Andrei Alexandrescu:

This pattern is common to all great programmers I know: they’re not experts in something as much as experts in becoming experts in something.

The best programming advice I ever got was to spend my entire career becoming educable. And I suggest you do the same.

Mark Bates:

Laziness can be a virtue. There are two types of laziness in this world. Good laziness and bad laziness. Every developer should strive towards being a good lazy developer. Normally laziness has a stigma attached to it, and rightfully so, but in the programming world, laziness can be a real asset.

Erik M. Buck:

Write less code.

Steve Jobs famously observed, “The line of code that is the fastest to write, that never breaks, that doesn’t need maintenance, is the line that you never have to write.”

Obie Fernandez:

The following advice may seem bloody obvious, but too often I must remind myself and others of it: “Take a moment to understand the error message at the top of an exception/stack trace before making additional changes to your code.”

Danny Kalev:

[R]ead much more than you write, and stick to high quality material. Say goodbye to books that insult your intelligence. Instead, aim higher at professional, up-to-date material. That’s the ticket.

Jeremy Likness:

The best programming advice that I ever received can be summarized by the acronym YAGNI, or “You Aren’t Gonna Need It.” This is a very tough principle for many developers to follow because it is easy to get caught up in the excitement of building a rich architecture and providing clever solutions to problems. […]

Simplicity is key to building great software and I believe many developers create solutions that are overly complex. It’s easy get away with when you are running a small team, but when the development team (and typically the product itself) get larger, simplicity becomes more important. It’s not just about a clever solution, but one that is easy to read, learn, and understand.

Eric Lippert:

My manager advised me to pick a relatively narrow area, say, JScript language semantics, and then find questions on the internet and within Microsoft that other people had on that topic. If I could answer the question, I’d answer it. If I couldn’t, then I’d research the question until I could definitively answer it. This paid off in more than just my increased expertise.

Russ Olsen:

In later years, as I found myself building and managing software teams, I’ve realized that there were probably a dozen programmers on that ancient project who knew why the system was so slow and how to fix it. They knew, but they kept it to themselves because in that organization, there were some things that were more important than making the system better. “In the future, stay the hell out of other people’s code,” assumes there will be a future. But the best way to have a future is to be part of a team that values progress over politics, ideas over territory, and initiative over decorum.

Rob Pike:

I recognize this is largely a matter of style. Some people insist on line-by-line tool-driven debugging for everything. But I now believe that thinking—without looking at the code—is the best debugging tool of all, because it leads to better software.

Mark Summerfield:

The first idea is refactoring. This means taking a function or method and making sure that it does just one specific thing. This often involves creating helper functions or methods to take over part of the work the original one did. Each helper should also be refactored so that it too does one specific thing. One advantage of doing this is that refactored functions and methods are smaller and easier to understand. […]

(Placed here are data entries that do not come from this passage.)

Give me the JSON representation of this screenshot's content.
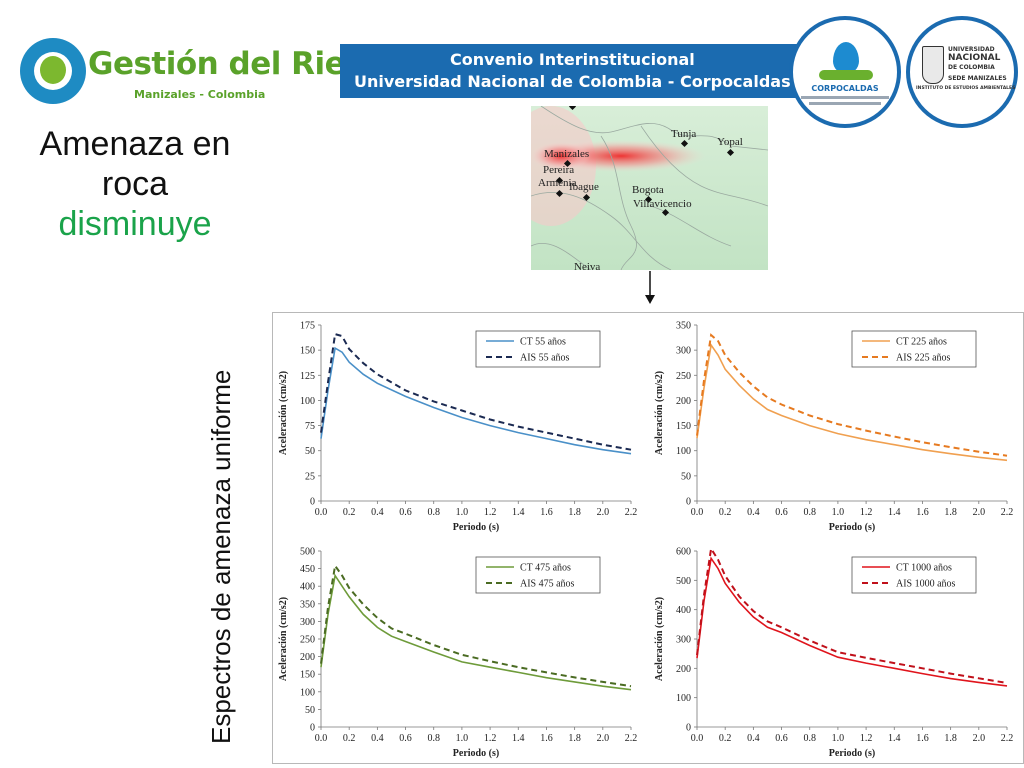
{
  "header": {
    "logo_title": "Gestión del Riesgo",
    "logo_subtitle": "Manizales - Colombia",
    "banner_line1": "Convenio Interinstitucional",
    "banner_line2": "Universidad Nacional de Colombia - Corpocaldas",
    "corpocaldas_label": "CORPOCALDAS",
    "unal_line1": "UNIVERSIDAD",
    "unal_line2": "NACIONAL",
    "unal_line3": "DE COLOMBIA",
    "unal_line4": "SEDE MANIZALES",
    "unal_line5": "INSTITUTO DE ESTUDIOS AMBIENTALES"
  },
  "headline": {
    "line1": "Amenaza en",
    "line2": "roca",
    "line3": "disminuye"
  },
  "vertical_label": "Espectros de amenaza uniforme",
  "map": {
    "cities": [
      "Tunja",
      "Yopal",
      "Manizales",
      "Pereira",
      "Armenia",
      "Ibague",
      "Bogota",
      "Villavicencio",
      "Neiva"
    ]
  },
  "colors": {
    "headline_green": "#1aa34a",
    "banner_blue": "#1b6bb0",
    "logo_green": "#5aa22a"
  },
  "chart_data": [
    {
      "type": "line",
      "xlabel": "Periodo (s)",
      "ylabel": "Aceleración (cm/s2)",
      "xlim": [
        0,
        2.2
      ],
      "ylim": [
        0,
        175
      ],
      "xticks": [
        "0.0",
        "0.2",
        "0.4",
        "0.6",
        "0.8",
        "1.0",
        "1.2",
        "1.4",
        "1.6",
        "1.8",
        "2.0",
        "2.2"
      ],
      "yticks": [
        "0",
        "25",
        "50",
        "75",
        "100",
        "125",
        "150",
        "175"
      ],
      "legend_position": "top-right",
      "series": [
        {
          "name": "CT 55 años",
          "color": "#4a90c8",
          "style": "solid",
          "x": [
            0,
            0.05,
            0.1,
            0.15,
            0.2,
            0.3,
            0.4,
            0.6,
            0.8,
            1.0,
            1.2,
            1.4,
            1.6,
            1.8,
            2.0,
            2.2
          ],
          "y": [
            62,
            110,
            152,
            148,
            138,
            126,
            117,
            104,
            93,
            83,
            75,
            68,
            62,
            56,
            51,
            47
          ]
        },
        {
          "name": "AIS 55 años",
          "color": "#1b2a52",
          "style": "dashed",
          "x": [
            0,
            0.05,
            0.1,
            0.15,
            0.2,
            0.3,
            0.4,
            0.6,
            0.8,
            1.0,
            1.2,
            1.4,
            1.6,
            1.8,
            2.0,
            2.2
          ],
          "y": [
            68,
            118,
            166,
            164,
            151,
            137,
            126,
            110,
            99,
            90,
            81,
            74,
            68,
            62,
            56,
            51
          ]
        }
      ]
    },
    {
      "type": "line",
      "xlabel": "Periodo (s)",
      "ylabel": "Aceleración (cm/s2)",
      "xlim": [
        0,
        2.2
      ],
      "ylim": [
        0,
        350
      ],
      "xticks": [
        "0.0",
        "0.2",
        "0.4",
        "0.6",
        "0.8",
        "1.0",
        "1.2",
        "1.4",
        "1.6",
        "1.8",
        "2.0",
        "2.2"
      ],
      "yticks": [
        "0",
        "50",
        "100",
        "150",
        "200",
        "250",
        "300",
        "350"
      ],
      "legend_position": "top-right",
      "series": [
        {
          "name": "CT 225 años",
          "color": "#f0a050",
          "style": "solid",
          "x": [
            0,
            0.05,
            0.1,
            0.15,
            0.2,
            0.3,
            0.4,
            0.5,
            0.6,
            0.8,
            1.0,
            1.2,
            1.4,
            1.6,
            1.8,
            2.0,
            2.2
          ],
          "y": [
            125,
            225,
            310,
            290,
            262,
            230,
            203,
            182,
            170,
            150,
            134,
            122,
            112,
            102,
            94,
            87,
            81
          ]
        },
        {
          "name": "AIS 225 años",
          "color": "#e67a20",
          "style": "dashed",
          "x": [
            0,
            0.05,
            0.1,
            0.15,
            0.2,
            0.3,
            0.4,
            0.5,
            0.6,
            0.8,
            1.0,
            1.2,
            1.4,
            1.6,
            1.8,
            2.0,
            2.2
          ],
          "y": [
            130,
            240,
            330,
            318,
            290,
            256,
            228,
            206,
            192,
            170,
            153,
            140,
            128,
            117,
            107,
            98,
            90
          ]
        }
      ]
    },
    {
      "type": "line",
      "xlabel": "Periodo (s)",
      "ylabel": "Aceleración (cm/s2)",
      "xlim": [
        0,
        2.2
      ],
      "ylim": [
        0,
        500
      ],
      "xticks": [
        "0.0",
        "0.2",
        "0.4",
        "0.6",
        "0.8",
        "1.0",
        "1.2",
        "1.4",
        "1.6",
        "1.8",
        "2.0",
        "2.2"
      ],
      "yticks": [
        "0",
        "50",
        "100",
        "150",
        "200",
        "250",
        "300",
        "350",
        "400",
        "450",
        "500"
      ],
      "legend_position": "top-right",
      "series": [
        {
          "name": "CT 475 años",
          "color": "#6e9b3a",
          "style": "solid",
          "x": [
            0,
            0.05,
            0.1,
            0.15,
            0.2,
            0.3,
            0.4,
            0.5,
            0.6,
            0.8,
            1.0,
            1.2,
            1.4,
            1.6,
            1.8,
            2.0,
            2.2
          ],
          "y": [
            170,
            320,
            430,
            400,
            370,
            320,
            283,
            258,
            243,
            213,
            185,
            170,
            155,
            140,
            128,
            116,
            106
          ]
        },
        {
          "name": "AIS 475 años",
          "color": "#4a6b22",
          "style": "dashed",
          "x": [
            0,
            0.05,
            0.1,
            0.15,
            0.2,
            0.3,
            0.4,
            0.5,
            0.6,
            0.8,
            1.0,
            1.2,
            1.4,
            1.6,
            1.8,
            2.0,
            2.2
          ],
          "y": [
            180,
            340,
            458,
            430,
            395,
            348,
            310,
            280,
            265,
            233,
            205,
            187,
            170,
            155,
            141,
            128,
            116
          ]
        }
      ]
    },
    {
      "type": "line",
      "xlabel": "Periodo (s)",
      "ylabel": "Aceleración (cm/s2)",
      "xlim": [
        0,
        2.2
      ],
      "ylim": [
        0,
        600
      ],
      "xticks": [
        "0.0",
        "0.2",
        "0.4",
        "0.6",
        "0.8",
        "1.0",
        "1.2",
        "1.4",
        "1.6",
        "1.8",
        "2.0",
        "2.2"
      ],
      "yticks": [
        "0",
        "100",
        "200",
        "300",
        "400",
        "500",
        "600"
      ],
      "legend_position": "top-right",
      "series": [
        {
          "name": "CT 1000 años",
          "color": "#e0141c",
          "style": "solid",
          "x": [
            0,
            0.05,
            0.1,
            0.15,
            0.2,
            0.3,
            0.4,
            0.5,
            0.6,
            0.8,
            1.0,
            1.2,
            1.4,
            1.6,
            1.8,
            2.0,
            2.2
          ],
          "y": [
            235,
            430,
            575,
            540,
            490,
            425,
            375,
            340,
            322,
            278,
            238,
            218,
            200,
            182,
            165,
            152,
            140
          ]
        },
        {
          "name": "AIS 1000 años",
          "color": "#c0101a",
          "style": "dashed",
          "x": [
            0,
            0.05,
            0.1,
            0.15,
            0.2,
            0.3,
            0.4,
            0.5,
            0.6,
            0.8,
            1.0,
            1.2,
            1.4,
            1.6,
            1.8,
            2.0,
            2.2
          ],
          "y": [
            245,
            450,
            608,
            570,
            515,
            445,
            395,
            360,
            340,
            295,
            255,
            236,
            218,
            200,
            182,
            166,
            150
          ]
        }
      ]
    }
  ]
}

The second idea is “TDD” (Test Driven Design/Test Driven Development).

This involves writing tests before writing an application (or before adding a new feature or doing a change). These tests will naturally fail since what they test hasn’t been done yet. Then the implementation is done and is complete once the tests pass. This sounds like a lot of work if you’re not used to it—but in fact it can save huge amounts of time.

Bill Wagner:

One of the leaders on my earliest projects told me, “Make code usable before you make it reusable.” It’s so easy to get caught up in making something perfect and extensible that sometimes we don’t even make code usable in the first place. Once you’ve got something that satisfies its original purpose, you can see how it may be extended. Until it’s actually used, you can’t know where it could be extended or reused.